A perspective on the world of disability from a mother and an educator. Follow my blog!

Monday, 21 July 2014


I have so many friends who did it the other way around spending their 20s traveling the world and now they are settling down to have families. After filling my 20s with having children and immersing myself in further study I had always put aside my 30s for ME! I am glad that I prepared myself for this inward focus because what I've discovered in just the last 6 months has been life-changing, though I never thought it would also mean looking more closely at others.

What I'm coming to understand, is that anywhere up to half of all Australians will experience mental health issues at some point in the life. Depending where you read the statistics are different but on average:

1 in 6 people experience depression,


1 in 4 experience anxiety.

While there are MANY reasons and causes for mental health issues, there is no denying that the discovery of a disability or the diagnosis of a chronic illness is often a trigger point. Any significant trauma, whether in childhood or adulthood, can trigger depression and the trauma experienced by having the rug pulled out from underneath you at the highly emotional time of pregnancy or post birth IS a trauma. The grief which consumes when you think of lost possibilities and the future that will never be, when your expectations for tomorrow are savagely ripped from you, is often a precursor for a down hill journey into poor mental health. If this is in addition to any previous traumas then you have a stew pot of 'at risk' elements.

The mental health issues that arise are JUST AS REAL as the physiological symptoms of disability and chronic illness. (For the record I also want to include learning difficulties that aren't technically in the category of disability, though they can be just as debilitating).  So often people want to dismiss mental health as though it's a choice that people indulge in, rather than thinking of it like any other illness that requires treatment.

In the case of Down syndrome, not only do you have the grief of a diagnosis, but it occurs at a time when the mother is already on a hormonal roller coaster - postnatal depression can easily erode what should be a joyful time. A chronic illness often manifests in symptoms that further feed depression and anxiety and the snowball effect continues. Other people feel their quality of life is somehow less because of a disability or illness.

Something I try to touch on with each blog is the idea that we do have a choice about how we experience the world. Now, as I said before, people don't CHOOSE to have a mental illness, however despite living through a veil of disability or depression, or anxiety, we still have a choice about how we experience the world. We CAN choose how we experience difficulty.

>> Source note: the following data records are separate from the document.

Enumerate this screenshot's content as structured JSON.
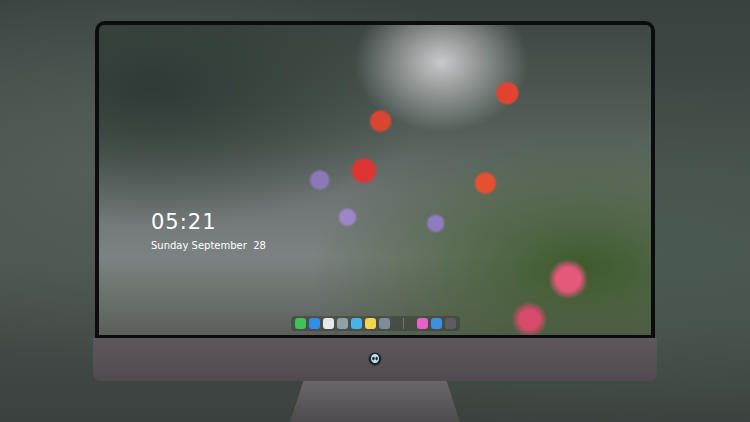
{
  "lock_screen": {
    "time": "05:21",
    "date": "Sunday September  28"
  },
  "dock": {
    "items": [
      {
        "kind": "app",
        "color": "#3cc35a"
      },
      {
        "kind": "app",
        "color": "#2f8ee8"
      },
      {
        "kind": "app",
        "color": "#e8e8e8"
      },
      {
        "kind": "app",
        "color": "#8fa0a8"
      },
      {
        "kind": "app",
        "color": "#46b4e6"
      },
      {
        "kind": "app",
        "color": "#f3d64a"
      },
      {
        "kind": "app",
        "color": "#7d8c96"
      },
      {
        "kind": "separator",
        "color": "#9a9a9a"
      },
      {
        "kind": "app",
        "color": "#e860c8"
      },
      {
        "kind": "app",
        "color": "#3d8fe0"
      },
      {
        "kind": "app",
        "color": "#5c5c62"
      }
    ]
  }
}
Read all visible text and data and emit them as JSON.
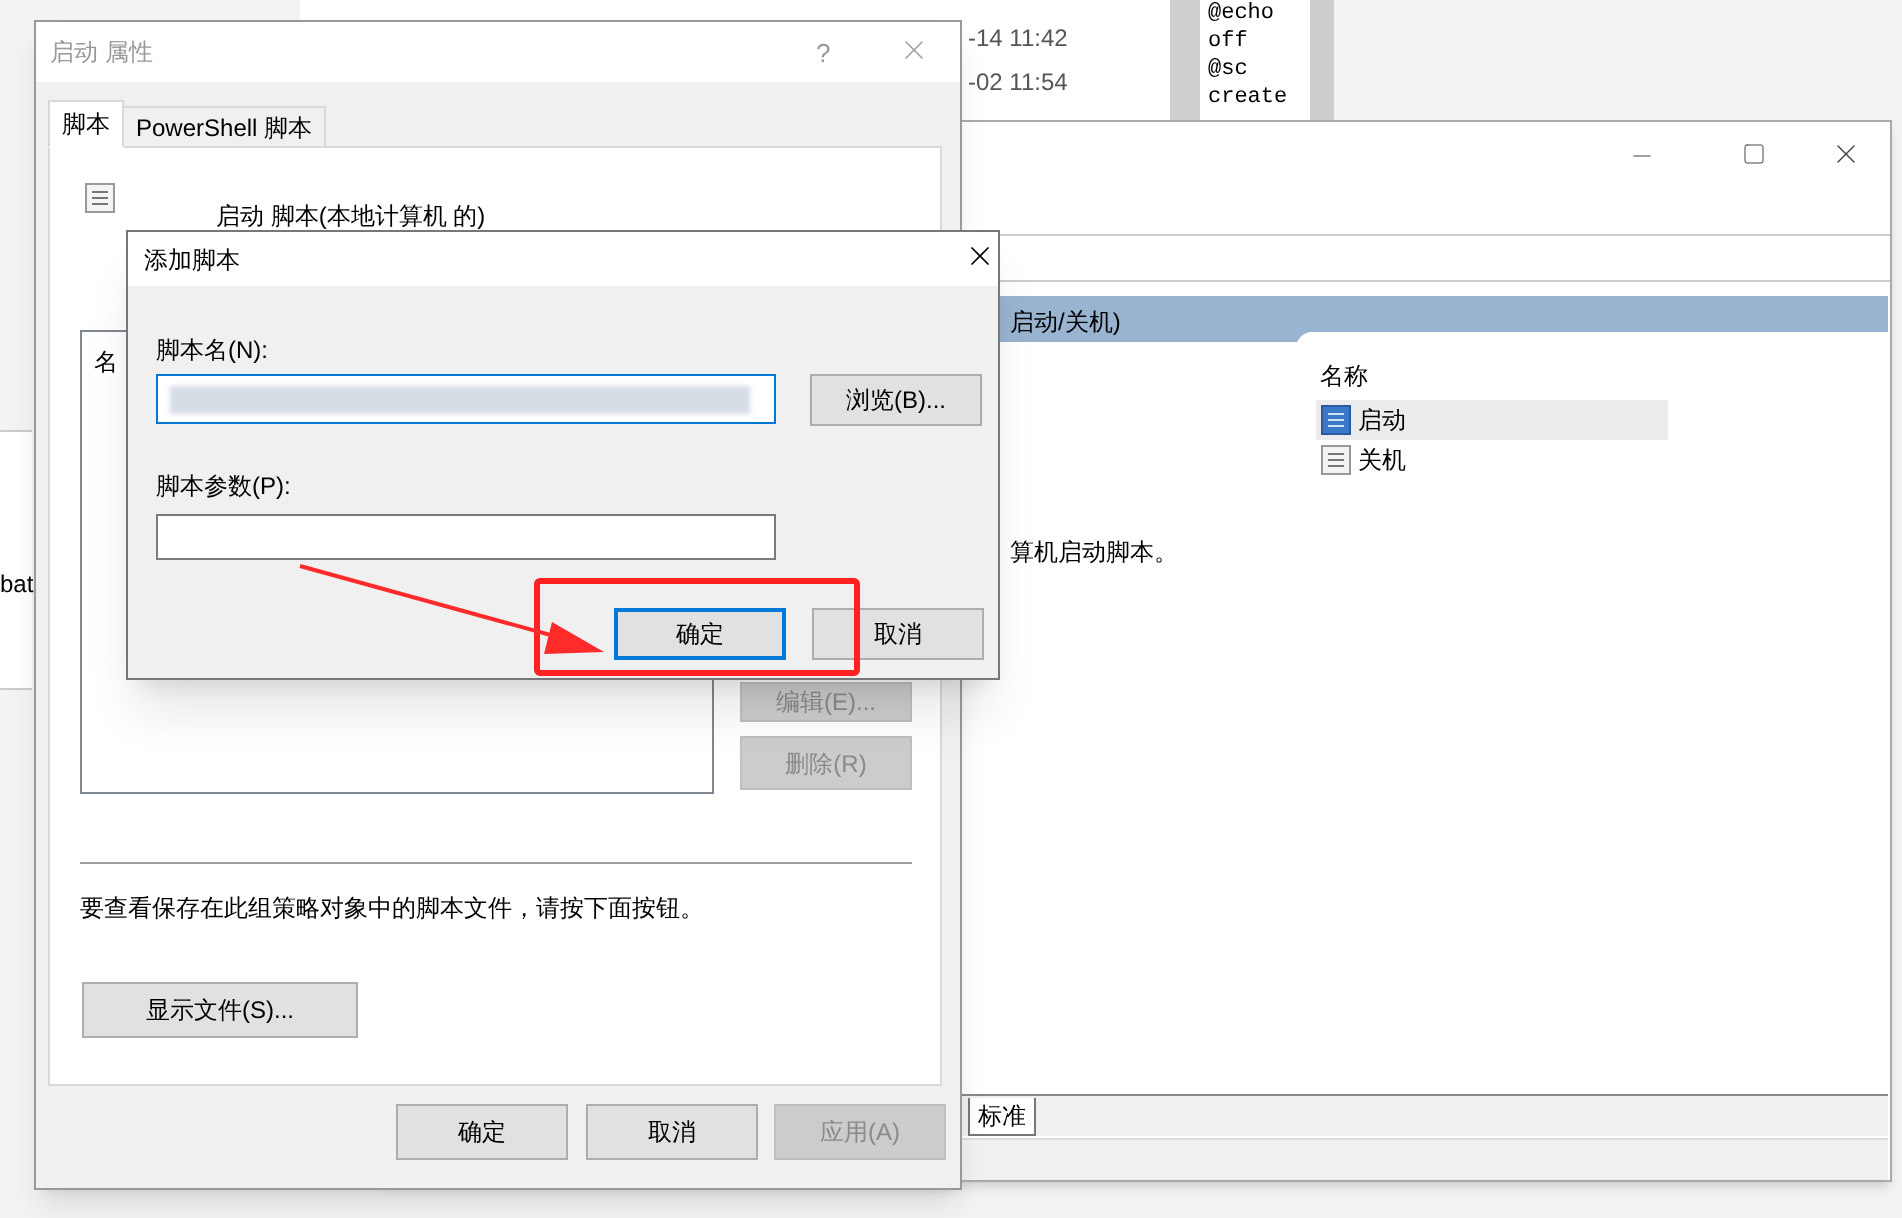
{
  "explorer": {
    "rows": [
      {
        "date": "-14 11:42"
      },
      {
        "date": "-02 11:54"
      }
    ]
  },
  "notepad": {
    "lines": [
      "@echo",
      "off",
      "@sc",
      "create"
    ]
  },
  "left_window": {
    "text": "bat"
  },
  "gpedit": {
    "header": "启动/关机)",
    "column": "名称",
    "items": [
      {
        "label": "启动",
        "selected": true
      },
      {
        "label": "关机",
        "selected": false
      }
    ],
    "description": "算机启动脚本。",
    "tabs": [
      {
        "label": "标准",
        "selected": true
      }
    ]
  },
  "properties_dialog": {
    "title": "启动 属性",
    "help": "?",
    "tabs": [
      {
        "label": "脚本",
        "selected": true
      },
      {
        "label": "PowerShell 脚本",
        "selected": false
      }
    ],
    "heading": "启动 脚本(本地计算机 的)",
    "list_column": "名",
    "side_buttons": [
      {
        "label": "编辑(E)...",
        "disabled": true
      },
      {
        "label": "删除(R)",
        "disabled": true
      }
    ],
    "hint": "要查看保存在此组策略对象中的脚本文件，请按下面按钮。",
    "show_files_button": "显示文件(S)...",
    "buttons": [
      {
        "label": "确定",
        "disabled": false
      },
      {
        "label": "取消",
        "disabled": false
      },
      {
        "label": "应用(A)",
        "disabled": true
      }
    ]
  },
  "add_script_dialog": {
    "title": "添加脚本",
    "name_label": "脚本名(N):",
    "browse_button": "浏览(B)...",
    "params_label": "脚本参数(P):",
    "buttons": [
      {
        "label": "确定",
        "focused": true
      },
      {
        "label": "取消",
        "focused": false
      }
    ]
  }
}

This blog entry is something that has been percolating in my head like a strong brew for some time. Earlier this year I was blessed to attend a presentation on growth mindset by Josie Thomson.   The presentation was a summary of the neuroscience behind a threat mindset (using the primitive part of our brain) and a growth mindset (using our frontal lobe for executive functioning). It was a fantastic seminar and I recommend having a read through her website.

And add to that presentation a few TED talks:


The idea that we build our own identity, not so much by our experiences, but how we chose to forge meaning from them, is such a powerful one, and I think a very succinct way to sum up what it is that I'm discovering about myself in my 30s. Are we a victim? Or are we a survivor? I won't ever say my daughter 'suffers from' Down syndrome or Grave's disease, because neither she nor I are victims. We experience Down syndrome and we experience hyperthyroidism.

Stuff happens in life that leads so many down the path of mental illness, and it almost goes hand in hand with disability (for many cultural and contextual reasons I'll save for another blog!). How we choose to think about and speak about our experiences is how we will forge meaning and build our identities.  How we choose to respond as friends, family members and a broader community speaks volumes about OUR choices. Have a think about those numbers - 1 in 6 people experience depression, and 1 in 4 experience anxiety - and now think about your friends and family. At dinner with friends last night included reminiscing about the computers of yesteryear and I was struck by WYSIWYG - What You See Is What You Get.  This is so very true, in many different ways when you think about living with any illness/disability. How you see life is what you will get from it. How you see others dealing with illness/disability is what is going on inside of them. 

I don't know what the future holds, none of us do. My big girl's health may get significantly worse or she may get her thyroid back under control, who knows? She may live independently or we might have to support her for the rest of our lives. Change is inevitable, but unpredictable. It is much easier to cope with though with a growth mindset and not a victim mentality.